I take notice of this because the market has responded very favorably to every large intervention other than the housing "bailout". The market completely ignored both the article that I posted above, and a hint that they were ready to cut rates.
You need to take this into account moving forward with your investing strategy. It tells me that fear now outweighs intervention in the market. The sticksaves may no longer be as effective as a result. In fact, they may start to have a negative effect as the public starts to lose confidence in the government as the market continues tio drop. Perhaps the next sticksave might even cause a panic? This is what happens when you intervene and things get WORSE! The Fed may be instilling fear into the marketplace versus confidence.

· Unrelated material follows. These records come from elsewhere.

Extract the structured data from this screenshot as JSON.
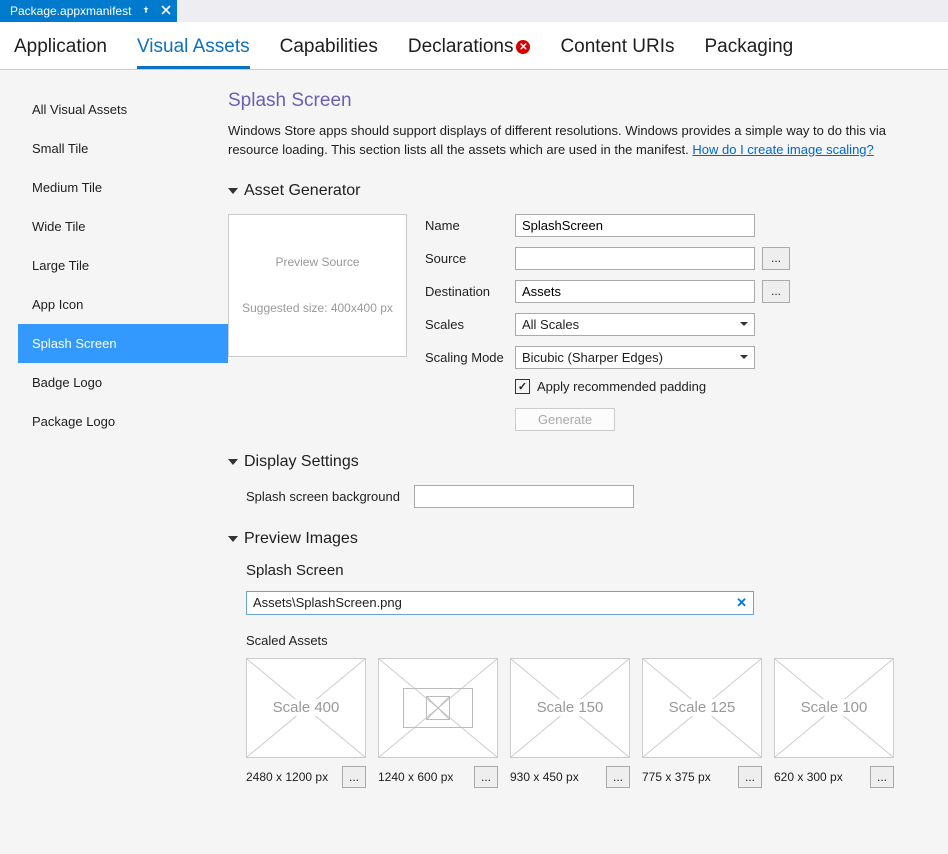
{
  "docTab": {
    "title": "Package.appxmanifest"
  },
  "mainTabs": [
    {
      "label": "Application",
      "active": false,
      "error": false
    },
    {
      "label": "Visual Assets",
      "active": true,
      "error": false
    },
    {
      "label": "Capabilities",
      "active": false,
      "error": false
    },
    {
      "label": "Declarations",
      "active": false,
      "error": true
    },
    {
      "label": "Content URIs",
      "active": false,
      "error": false
    },
    {
      "label": "Packaging",
      "active": false,
      "error": false
    }
  ],
  "sidebar": [
    "All Visual Assets",
    "Small Tile",
    "Medium Tile",
    "Wide Tile",
    "Large Tile",
    "App Icon",
    "Splash Screen",
    "Badge Logo",
    "Package Logo"
  ],
  "sidebarSelectedIndex": 6,
  "pageTitle": "Splash Screen",
  "description1": "Windows Store apps should support displays of different resolutions. Windows provides a simple way to do this via resource loading. This section lists all the assets which are used in the manifest. ",
  "descriptionLink": "How do I create image scaling?",
  "sectionAssetGen": "Asset Generator",
  "preview": {
    "line1": "Preview Source",
    "line2": "Suggested size: 400x400 px"
  },
  "form": {
    "nameLabel": "Name",
    "nameValue": "SplashScreen",
    "sourceLabel": "Source",
    "sourceValue": "",
    "destLabel": "Destination",
    "destValue": "Assets",
    "scalesLabel": "Scales",
    "scalesValue": "All Scales",
    "modeLabel": "Scaling Mode",
    "modeValue": "Bicubic (Sharper Edges)",
    "paddingLabel": "Apply recommended padding",
    "generateLabel": "Generate",
    "browseLabel": "..."
  },
  "sectionDisplay": "Display Settings",
  "displayForm": {
    "bgLabel": "Splash screen background",
    "bgValue": ""
  },
  "sectionPreview": "Preview Images",
  "previewSub": {
    "title": "Splash Screen",
    "pathValue": "Assets\\SplashScreen.png",
    "scaledLabel": "Scaled Assets"
  },
  "scaledAssets": [
    {
      "label": "Scale 400",
      "dim": "2480 x 1200 px",
      "hasImage": false
    },
    {
      "label": "",
      "dim": "1240 x 600 px",
      "hasImage": true
    },
    {
      "label": "Scale 150",
      "dim": "930 x 450 px",
      "hasImage": false
    },
    {
      "label": "Scale 125",
      "dim": "775 x 375 px",
      "hasImage": false
    },
    {
      "label": "Scale 100",
      "dim": "620 x 300 px",
      "hasImage": false
    }
  ],
  "ellipsis": "..."
}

"The Fed will save us" strategy is a fantasy. I have spoken about this for months!. The Fed loves to talk about their "infinite" balance sheet. They promise us everyday that they will do whatever is necessary to keep the economy going.
This simply is a pipe dream folks. The Fed can only spend so much money before the bond market has a fit and raises yields on treasuries as we watch inflation soar. The Fed doesn't have "infinite" money. If it did then the Fed would have used it by now and gotten us out of this mess.

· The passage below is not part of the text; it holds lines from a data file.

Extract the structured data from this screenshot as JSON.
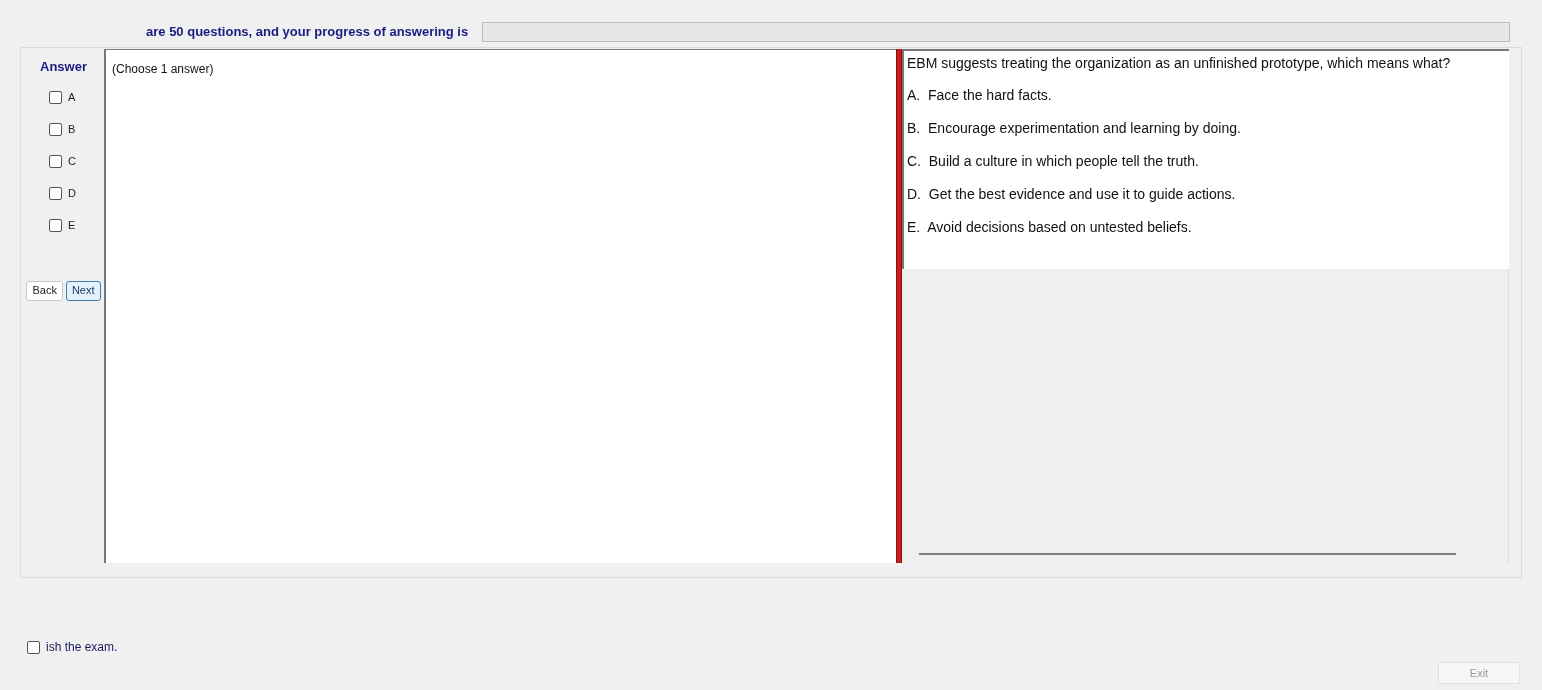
{
  "header": {
    "text": "are 50 questions, and your progress of answering is",
    "progress": {
      "level": 0
    }
  },
  "answer_panel": {
    "title": "Answer",
    "options": [
      {
        "label": "A",
        "checked": false
      },
      {
        "label": "B",
        "checked": false
      },
      {
        "label": "C",
        "checked": false
      },
      {
        "label": "D",
        "checked": false
      },
      {
        "label": "E",
        "checked": false
      }
    ],
    "buttons": [
      {
        "label": "Back",
        "selected": false
      },
      {
        "label": "Next",
        "selected": true
      }
    ]
  },
  "instruction": "(Choose 1 answer)",
  "question": {
    "text": "EBM suggests treating the organization as an unfinished prototype, which means what?",
    "choices": [
      "A.  Face the hard facts.",
      "B.  Encourage experimentation and learning by doing.",
      "C.  Build a culture in which people tell the truth.",
      "D.  Get the best evidence and use it to guide actions.",
      "E.  Avoid decisions based on untested beliefs."
    ]
  },
  "finish": {
    "label": "ish the exam.",
    "checked": false
  },
  "exit_button": {
    "label": "Exit",
    "disabled": true
  }
}
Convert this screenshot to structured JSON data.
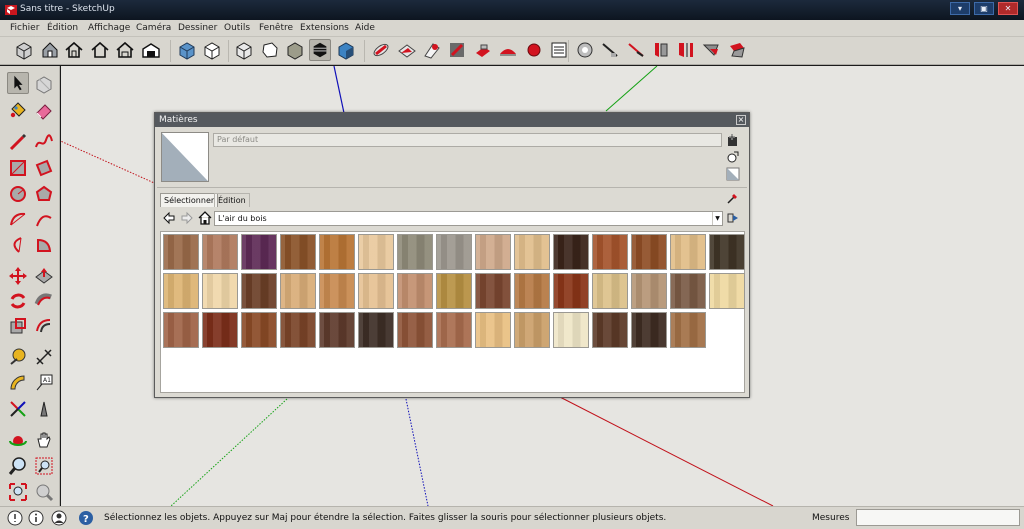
{
  "window": {
    "title": "Sans titre - SketchUp"
  },
  "menu": [
    "Fichier",
    "Édition",
    "Affichage",
    "Caméra",
    "Dessiner",
    "Outils",
    "Fenêtre",
    "Extensions",
    "Aide"
  ],
  "toolbar_icons": [
    "component-icon",
    "house-icon",
    "house-outline-icon",
    "house-front-icon",
    "warehouse-icon",
    "iso-view-icon",
    "top-view-icon",
    "front-view-icon",
    "right-view-icon",
    "back-view-icon",
    "left-view-icon",
    "xray-style-icon",
    "wireframe-style-icon",
    "hidden-line-style-icon",
    "shaded-style-icon",
    "textured-style-icon",
    "monochrome-style-icon",
    "section-plane-icon",
    "sandbox-from-contours-icon",
    "sandbox-from-scratch-icon",
    "smoove-icon",
    "stamp-icon",
    "drape-icon",
    "add-detail-icon",
    "flip-edge-icon",
    "solid-outer-shell-icon",
    "solid-intersect-icon",
    "solid-union-icon",
    "solid-subtract-icon",
    "solid-trim-icon",
    "solid-split-icon",
    "paint-bucket-3d-icon",
    "push-pull-style-icon"
  ],
  "left_toolbar_icons": [
    "select-icon",
    "make-component-icon",
    "paint-bucket-icon",
    "eraser-icon",
    "pencil-icon",
    "freehand-icon",
    "rectangle-icon",
    "rotated-rectangle-icon",
    "circle-icon",
    "polygon-icon",
    "arc-icon",
    "two-point-arc-icon",
    "three-point-arc-icon",
    "pie-icon",
    "move-icon",
    "push-pull-icon",
    "rotate-icon",
    "follow-me-icon",
    "scale-icon",
    "offset-icon",
    "tape-measure-icon",
    "dimension-icon",
    "protractor-icon",
    "text-icon",
    "axes-icon",
    "3d-text-icon",
    "orbit-icon",
    "pan-icon",
    "zoom-icon",
    "zoom-window-icon",
    "zoom-extents-icon",
    "position-camera-icon"
  ],
  "dialog": {
    "title": "Matières",
    "close": "×",
    "material_name": "Par défaut",
    "tabs": {
      "select": "Sélectionner",
      "edit": "Édition"
    },
    "collection": "L'air du bois"
  },
  "swatches": [
    [
      "#9a6a49",
      "#b07a5e",
      "#5e2a56",
      "#8a5228",
      "#b97535",
      "#e9c99d",
      "#8e8a78",
      "#9c978e",
      "#cfa98b",
      "#e1be8c",
      "#3a241a",
      "#a5542c",
      "#8e4d25",
      "#e1bd87",
      "#3f3426"
    ],
    [
      "#ddb473",
      "#f0d7a9",
      "#6b3f27",
      "#d9ad78",
      "#c88a50",
      "#e6c193",
      "#c28f6f",
      "#b79143",
      "#7a4630",
      "#b67a45",
      "#8a3518",
      "#dcc18a",
      "#b59575",
      "#7a5a45",
      "#efd9a1"
    ],
    [
      "#a06448",
      "#7c2e1a",
      "#8a4a26",
      "#7a4428",
      "#5e3a2c",
      "#3d2e26",
      "#8e5438",
      "#a86c4e",
      "#e9c083",
      "#cba06a",
      "#efe6c7",
      "#5c3a28",
      "#3e2c22",
      "#a27046"
    ]
  ],
  "status": {
    "hint": "Sélectionnez les objets. Appuyez sur Maj pour étendre la sélection. Faites glisser la souris pour sélectionner plusieurs objets.",
    "measure_label": "Mesures",
    "measure_value": ""
  },
  "colors": {
    "red_axis": "#c1121b",
    "green_axis": "#15a215",
    "blue_axis": "#1010b8",
    "icon_red": "#d2131f",
    "canvas": "#e6e5e1"
  }
}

We all know they can't do this because you need to print money in order to do so. Printing money causes hyperinflation which is an end game. Ben knows he can't do this or its over.
They also risk losing their foreign buyers of treasuries if they spend too much. China may decide to stop buying treasuries if the Fed starts spending like a drunken sailor. They may ask: Why should we buy the debt of a country that's spending themselves into oblivion?
Don't believe the hype that the Fed can save the day with their balance sheet. Lets all hope they use it in a way that allows us to navigate through this financial catastrophe without heading into a depression.
I am speechless about the selling today. It reminded me a lot of the relentless selling during the tech wreck. Some great companies are being beaten senseless for no reason other than people are scared and don't trust the market. This will create great buying opportunities down the road, but now is not the time to think about this.
Stay mainly in cash folks. Get out of the way! I know its boring, but look at the bright side of this strategy. If you have stayed mainly in cash this year, you have saved 1/3 of your nest egg. If you followed the "Bubblevision" strategy and began this year with $450k invested fully in the market, you would now be receiving your September 401k statement revealing that your nest egg is now only 300k. Ouch!
On the other hand, if you went to fixed income with the same 450k at the beginning of the year and earned 3 percent, you would have about 470k. Not bad eh? One thing is for sure! You would be kicking Jim Cramer's charitable trusts ass this year if you followed this strategy.
If you threw on a few shorts at the beginning of the year you would be up even more!
Short term, its very difficult to predict where we go from here. When fear has taken over the market, you need to let it run its course until the selling has capitulated. Was today the day? Maybe.
I reduced my short positions this morning after a week of severe selling. Unfortunately I missed most of todays selloff! This doesn't mean that I think the selling is over as of today. I just locked in some profits. We appear to be severely oversold but I said that yesterday so who knows! The one thing I do know is the market never heads straight down. Only Lehman's checkbook does that!
I plan on adding shorts on any significant bounce. I think we will see a second wave of selling down the road as we settle into a severe second half recession that will destroy earnings, and it could potentially last throughout all of 2009.
Be careful out there. This bear has some big claws!